Давно проснувшийся, ожидавший рассвет мальчик осторожно выглянул из чулана, целиком заполненного кроватью, шкафчиком и стулом, прислушался к храпу спавших на диване мужчины и женщины и, сжимая в кулачке вырванный из тетради листик бумаги и авторучку, тихонько пробрался к заполненному остатками вчерашнего веселья столу. Стараясь не шуметь, сел за стол, привычным движением переставил в сторону пустую бутылку из-под водки, грязную тарелку, вилку, и, положив на освободившееся место бумажный лист, начал писать:
«Дорогой папочка! Скоро я закончу первый класс. Учусь хорошо, Анна Николаевна ставит меня в пример и обещает сфотографировать на школьную «Доску почета». Если не удается уроки выучить, когда мамкины друзья приходят, иду пораньше в школу, делаю там письменные задания и все успеваю.
Живу я хорошо. Дядя Вова привез маме картошку, я научился ее варить и все время сыт. А на Новый год мама купила мне в «Секонд хенде» почти новые курточку и брюки, так что мне тепло. И мама сейчас бьет меня редко, только когда сильно пьяная. Но я залезаю под кровать и она меня не достает, а швабра толкает не сильно.
Дорогой папочка, я очень по тебе скучаю! Помнишь, как ты водил меня в зоопарк и кормил мороженным?! А как здорово было кататься на карусели!
А еще ты обещал свозить меня на море. У меня есть картинка из журнала, море такое красивое.
Дорогой папочка, как жаль, что ты уехал. Я знаю, это из-за мамки. Я слышал, как вы ссорились и сильно ругались. Но она все равно тебя любит.

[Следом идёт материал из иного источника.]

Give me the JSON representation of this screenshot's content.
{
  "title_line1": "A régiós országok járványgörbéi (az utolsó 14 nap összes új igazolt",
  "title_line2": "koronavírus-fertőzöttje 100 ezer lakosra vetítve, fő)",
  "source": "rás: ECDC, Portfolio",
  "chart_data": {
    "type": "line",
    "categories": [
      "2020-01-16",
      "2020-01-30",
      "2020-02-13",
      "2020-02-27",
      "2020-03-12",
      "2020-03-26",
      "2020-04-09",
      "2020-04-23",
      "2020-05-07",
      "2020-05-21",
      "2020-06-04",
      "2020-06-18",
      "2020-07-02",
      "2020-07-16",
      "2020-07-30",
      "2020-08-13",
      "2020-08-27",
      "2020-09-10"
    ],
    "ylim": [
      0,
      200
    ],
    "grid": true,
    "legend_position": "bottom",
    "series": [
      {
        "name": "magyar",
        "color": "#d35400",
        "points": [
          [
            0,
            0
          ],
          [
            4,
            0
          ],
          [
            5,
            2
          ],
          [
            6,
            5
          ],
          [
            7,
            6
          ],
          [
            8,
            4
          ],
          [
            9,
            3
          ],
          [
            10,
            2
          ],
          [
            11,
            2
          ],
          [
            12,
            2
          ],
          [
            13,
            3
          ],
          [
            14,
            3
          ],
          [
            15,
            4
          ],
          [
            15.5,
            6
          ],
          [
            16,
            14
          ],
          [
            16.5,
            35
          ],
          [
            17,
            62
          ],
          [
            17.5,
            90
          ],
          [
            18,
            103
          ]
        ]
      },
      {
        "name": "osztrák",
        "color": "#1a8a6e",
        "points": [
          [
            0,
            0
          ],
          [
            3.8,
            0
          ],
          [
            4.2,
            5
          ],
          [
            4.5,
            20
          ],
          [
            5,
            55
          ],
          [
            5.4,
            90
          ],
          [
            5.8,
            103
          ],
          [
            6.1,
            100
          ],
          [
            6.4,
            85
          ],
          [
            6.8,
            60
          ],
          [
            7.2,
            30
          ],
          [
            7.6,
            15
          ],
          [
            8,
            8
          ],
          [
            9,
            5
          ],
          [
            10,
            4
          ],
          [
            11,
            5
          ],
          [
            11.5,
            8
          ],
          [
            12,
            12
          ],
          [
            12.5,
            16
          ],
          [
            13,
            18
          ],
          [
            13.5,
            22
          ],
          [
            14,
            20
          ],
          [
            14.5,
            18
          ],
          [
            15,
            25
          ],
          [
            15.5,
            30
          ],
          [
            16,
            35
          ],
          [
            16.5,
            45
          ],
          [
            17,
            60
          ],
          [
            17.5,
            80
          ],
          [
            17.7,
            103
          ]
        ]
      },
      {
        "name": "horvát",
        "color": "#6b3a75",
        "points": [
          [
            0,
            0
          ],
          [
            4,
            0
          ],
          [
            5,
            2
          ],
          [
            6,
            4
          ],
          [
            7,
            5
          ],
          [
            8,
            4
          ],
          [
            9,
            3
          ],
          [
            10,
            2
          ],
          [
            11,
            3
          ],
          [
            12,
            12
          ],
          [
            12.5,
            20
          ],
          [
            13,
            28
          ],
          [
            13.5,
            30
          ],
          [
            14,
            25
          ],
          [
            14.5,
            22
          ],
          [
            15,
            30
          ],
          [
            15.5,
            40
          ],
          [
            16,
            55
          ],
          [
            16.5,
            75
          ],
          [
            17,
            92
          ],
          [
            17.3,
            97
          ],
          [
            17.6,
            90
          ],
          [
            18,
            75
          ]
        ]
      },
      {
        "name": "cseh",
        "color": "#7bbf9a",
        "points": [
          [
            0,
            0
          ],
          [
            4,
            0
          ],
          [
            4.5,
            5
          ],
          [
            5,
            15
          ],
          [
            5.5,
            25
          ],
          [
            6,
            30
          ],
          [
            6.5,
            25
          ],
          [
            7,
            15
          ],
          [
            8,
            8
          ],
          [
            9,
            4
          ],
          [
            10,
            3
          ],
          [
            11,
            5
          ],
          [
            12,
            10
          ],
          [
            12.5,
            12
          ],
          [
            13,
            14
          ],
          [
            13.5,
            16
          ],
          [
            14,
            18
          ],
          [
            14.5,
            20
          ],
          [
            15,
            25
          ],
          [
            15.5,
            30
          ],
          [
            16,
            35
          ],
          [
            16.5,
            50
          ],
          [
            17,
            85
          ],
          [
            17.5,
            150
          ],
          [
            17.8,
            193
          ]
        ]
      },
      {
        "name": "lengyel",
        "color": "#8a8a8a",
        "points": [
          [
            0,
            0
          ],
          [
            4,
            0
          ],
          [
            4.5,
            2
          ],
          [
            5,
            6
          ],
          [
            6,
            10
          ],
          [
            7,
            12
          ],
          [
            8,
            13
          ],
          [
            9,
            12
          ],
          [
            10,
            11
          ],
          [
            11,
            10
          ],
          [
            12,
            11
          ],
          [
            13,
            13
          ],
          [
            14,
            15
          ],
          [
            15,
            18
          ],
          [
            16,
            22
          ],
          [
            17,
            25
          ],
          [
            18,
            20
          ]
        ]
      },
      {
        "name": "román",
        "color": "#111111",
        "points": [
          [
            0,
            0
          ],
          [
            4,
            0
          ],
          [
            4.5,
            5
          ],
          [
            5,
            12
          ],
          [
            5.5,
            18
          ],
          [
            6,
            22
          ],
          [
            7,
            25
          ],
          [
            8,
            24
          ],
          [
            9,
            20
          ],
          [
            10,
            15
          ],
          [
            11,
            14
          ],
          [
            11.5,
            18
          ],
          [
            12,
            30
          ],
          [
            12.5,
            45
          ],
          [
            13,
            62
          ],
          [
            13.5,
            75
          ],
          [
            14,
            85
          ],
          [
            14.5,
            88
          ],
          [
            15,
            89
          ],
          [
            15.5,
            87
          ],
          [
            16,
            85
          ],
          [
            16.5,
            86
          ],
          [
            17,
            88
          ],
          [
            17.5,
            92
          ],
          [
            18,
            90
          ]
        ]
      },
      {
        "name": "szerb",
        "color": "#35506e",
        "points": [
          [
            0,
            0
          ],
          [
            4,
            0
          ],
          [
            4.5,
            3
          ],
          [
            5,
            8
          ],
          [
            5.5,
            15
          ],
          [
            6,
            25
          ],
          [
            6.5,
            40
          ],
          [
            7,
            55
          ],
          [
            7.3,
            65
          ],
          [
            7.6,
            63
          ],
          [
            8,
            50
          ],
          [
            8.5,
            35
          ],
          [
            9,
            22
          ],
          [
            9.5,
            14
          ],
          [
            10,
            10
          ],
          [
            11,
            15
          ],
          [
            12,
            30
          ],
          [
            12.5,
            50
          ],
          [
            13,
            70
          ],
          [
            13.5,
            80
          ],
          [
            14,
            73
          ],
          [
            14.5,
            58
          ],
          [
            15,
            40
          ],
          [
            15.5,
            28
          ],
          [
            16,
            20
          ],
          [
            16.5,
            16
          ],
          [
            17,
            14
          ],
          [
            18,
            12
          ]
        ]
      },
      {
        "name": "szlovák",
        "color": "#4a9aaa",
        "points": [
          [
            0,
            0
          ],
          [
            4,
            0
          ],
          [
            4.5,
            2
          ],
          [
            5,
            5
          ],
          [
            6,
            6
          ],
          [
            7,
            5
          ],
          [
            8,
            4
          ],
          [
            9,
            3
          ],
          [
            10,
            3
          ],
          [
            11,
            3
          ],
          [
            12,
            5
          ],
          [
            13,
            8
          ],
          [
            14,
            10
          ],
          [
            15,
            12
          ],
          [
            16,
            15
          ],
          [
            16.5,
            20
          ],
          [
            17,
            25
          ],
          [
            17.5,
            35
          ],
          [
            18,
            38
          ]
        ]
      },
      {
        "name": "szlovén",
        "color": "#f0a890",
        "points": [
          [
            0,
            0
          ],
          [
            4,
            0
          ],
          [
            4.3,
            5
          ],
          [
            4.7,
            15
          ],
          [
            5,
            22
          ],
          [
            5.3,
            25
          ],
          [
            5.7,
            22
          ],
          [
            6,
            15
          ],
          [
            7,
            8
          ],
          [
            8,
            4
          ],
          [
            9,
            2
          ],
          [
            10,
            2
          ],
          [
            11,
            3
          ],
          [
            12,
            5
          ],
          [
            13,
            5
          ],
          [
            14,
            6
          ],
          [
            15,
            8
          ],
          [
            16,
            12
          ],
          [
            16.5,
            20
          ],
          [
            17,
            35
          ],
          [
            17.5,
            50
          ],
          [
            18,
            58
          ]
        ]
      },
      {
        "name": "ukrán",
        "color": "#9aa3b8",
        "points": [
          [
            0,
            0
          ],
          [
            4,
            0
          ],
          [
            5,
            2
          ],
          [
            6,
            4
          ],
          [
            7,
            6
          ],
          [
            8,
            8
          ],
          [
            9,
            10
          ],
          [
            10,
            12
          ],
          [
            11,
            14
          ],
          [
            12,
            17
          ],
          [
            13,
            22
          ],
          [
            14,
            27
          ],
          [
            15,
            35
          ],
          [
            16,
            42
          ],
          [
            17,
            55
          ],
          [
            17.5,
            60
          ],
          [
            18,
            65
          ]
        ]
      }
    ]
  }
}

Недавно обняла меня и плакала, о тебе вспоминала. И я тоже плакал. Нам без тебя плохо. А то, что к ней друзья приходят, так они добрые. Дядя Миша позавчера мне две гривны дал, я на них конверт купил. Приезжай, папочка! Я всегда буду тебя слушаться, и полы подметать. Мы без тебя пропадем.
Приезжай, буду тебя ждать!
Твой сын Саша».
Положив письмо в конверт, мальчик заклеил его, написал адрес: «Город Киев, Иванову Сергею Михайловичу». Секунду подумав, дополнил: «Папе».
Бросив взгляд на спавших, надел старенькую курточку; придерживая рукой скрипнувшую дверь, осторожно выбрался во двор, потом на улицу и побежал к висевшему на стене магазина почтовому ящику.
РАССТРЕЛ
Памяти семьи Лихомановых.
В комендатуру их привезли на большой военной машине, где, кроме Витьки, Светки, мамы Праськовны Иосифовны, деда Владимира и бабы Устиньи, сидели семь немецких солдат с автоматами и злющими овчарками.
Светка боялась, закрывала глаза, прижималась к матери – но что можно ожидать от трехлетней девчонки?! Вот Витька ничего не боялся. Не зря отец, уходя в партизанский отряд, сказал: «За хозяина остаешься! Шесть лет уже, матери во всем помогать должен!» Конечно, должен! Витька уже и в Баши ходил – картошку копал с ребятами на заброшенных огородах, до Енисала вместе с дедом добирался. А Светка только возле матери крутится, кушать просит. Вот глупая! Война ведь, всем с едой плохо!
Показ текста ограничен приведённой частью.